Silica nanoparticle-enhanced mechanical properties and energy absorption behavior of hybrid fiber-reinforced polymer composites for structural applications
Megavannan Mani
Abstract
This study investigates the mechanical properties and energy absorption behavior of Hybrid Fibre Reinforced Polymer (HFRP) composites enhanced with silica nanoparticles. HFRPs are widely employed in industries such as aerospace, automotive, and marine due to their remarkable durability, noise-reducing qualities, and structural integrity. The research focuses on the influence of varying silica nanoparticle concentrations on properties such as tensile strength, flexural performance, interlaminar shear strength (ILSS), and quasi-static puncture resistance, all tested according to ASTM standards. The optimal configuration was found to be 1.5 wt% silica nanoparticles, which led to a 4.97 % increase in tensile strength (27.82 MPa) and a 26.91 % improvement in flexural strength (59.01 MPa) compared to the composite with no silica. Additionally, the ILSS and hardness was enhanced by 10.93 MPa and 97 RHN. Quasi-static puncture resistance was assessed using a stainless-steel hemispherical indenter across four composite configurations (0 wt%, 0.5 wt%, 1.5 wt%, and 2 wt%), with the 1.5 wt% composite showing the highest energy absorption (25.08 J) and specific energy absorption (0.611 J/g).

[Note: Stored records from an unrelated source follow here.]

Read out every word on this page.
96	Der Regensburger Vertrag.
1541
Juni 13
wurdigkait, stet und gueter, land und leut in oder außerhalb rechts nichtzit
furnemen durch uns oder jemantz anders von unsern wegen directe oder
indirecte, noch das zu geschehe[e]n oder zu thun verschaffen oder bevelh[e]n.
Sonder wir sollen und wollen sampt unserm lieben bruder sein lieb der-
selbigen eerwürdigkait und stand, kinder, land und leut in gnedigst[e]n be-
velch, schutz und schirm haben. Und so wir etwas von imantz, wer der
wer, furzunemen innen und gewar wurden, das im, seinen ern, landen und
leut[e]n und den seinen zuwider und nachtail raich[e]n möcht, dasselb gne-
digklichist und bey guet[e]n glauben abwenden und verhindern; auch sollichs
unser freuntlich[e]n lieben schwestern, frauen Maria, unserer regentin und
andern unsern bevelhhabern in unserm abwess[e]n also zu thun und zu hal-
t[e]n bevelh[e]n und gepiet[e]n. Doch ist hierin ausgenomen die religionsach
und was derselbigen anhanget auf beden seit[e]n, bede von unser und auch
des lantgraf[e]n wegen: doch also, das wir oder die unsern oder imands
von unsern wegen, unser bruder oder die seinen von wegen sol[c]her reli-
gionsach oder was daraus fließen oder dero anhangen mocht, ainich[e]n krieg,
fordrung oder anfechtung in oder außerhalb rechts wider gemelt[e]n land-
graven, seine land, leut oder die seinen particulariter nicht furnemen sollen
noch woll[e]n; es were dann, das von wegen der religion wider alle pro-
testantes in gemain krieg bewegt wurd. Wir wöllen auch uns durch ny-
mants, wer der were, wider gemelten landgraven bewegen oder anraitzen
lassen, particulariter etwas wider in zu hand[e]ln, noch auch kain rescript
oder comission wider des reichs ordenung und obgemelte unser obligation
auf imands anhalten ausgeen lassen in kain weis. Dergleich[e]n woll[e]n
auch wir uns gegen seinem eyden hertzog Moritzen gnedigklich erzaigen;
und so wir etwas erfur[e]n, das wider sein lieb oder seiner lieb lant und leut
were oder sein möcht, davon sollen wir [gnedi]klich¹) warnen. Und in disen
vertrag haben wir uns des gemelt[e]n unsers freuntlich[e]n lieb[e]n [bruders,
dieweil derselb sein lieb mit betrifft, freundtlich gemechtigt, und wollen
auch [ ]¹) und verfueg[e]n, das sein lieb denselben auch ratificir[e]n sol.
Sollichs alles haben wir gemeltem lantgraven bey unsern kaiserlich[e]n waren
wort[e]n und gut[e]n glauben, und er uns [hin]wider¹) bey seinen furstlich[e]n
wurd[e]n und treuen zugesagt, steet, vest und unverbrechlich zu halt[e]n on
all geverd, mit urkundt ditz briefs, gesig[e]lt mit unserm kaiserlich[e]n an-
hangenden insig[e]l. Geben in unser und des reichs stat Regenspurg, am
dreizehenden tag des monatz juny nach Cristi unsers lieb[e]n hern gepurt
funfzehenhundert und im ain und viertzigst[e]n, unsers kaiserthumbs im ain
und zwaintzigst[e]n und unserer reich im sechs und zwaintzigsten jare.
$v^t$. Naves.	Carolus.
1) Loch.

These findings underscore the improved mechanical and impact resistance properties of silica-reinforced HFRP composites, indicating their potential for use in demanding applications requiring high structural integrity and energy absorption capabilities. • Silica nanoparticles improve tensile, flexural, and shear strength in hybrid FRP composites. • 1.5 wt% nanoparticles enhance puncture strength and energy absorption. • 1.5 wt% silica nanoparticles boost strength-to-weight ratio for engineering use. • Durability and mechanical properties support aerospace, automotive, and marine use. • Hybrid FRP composites with 1.5 wt% nanoparticles ensure strong long-term performance.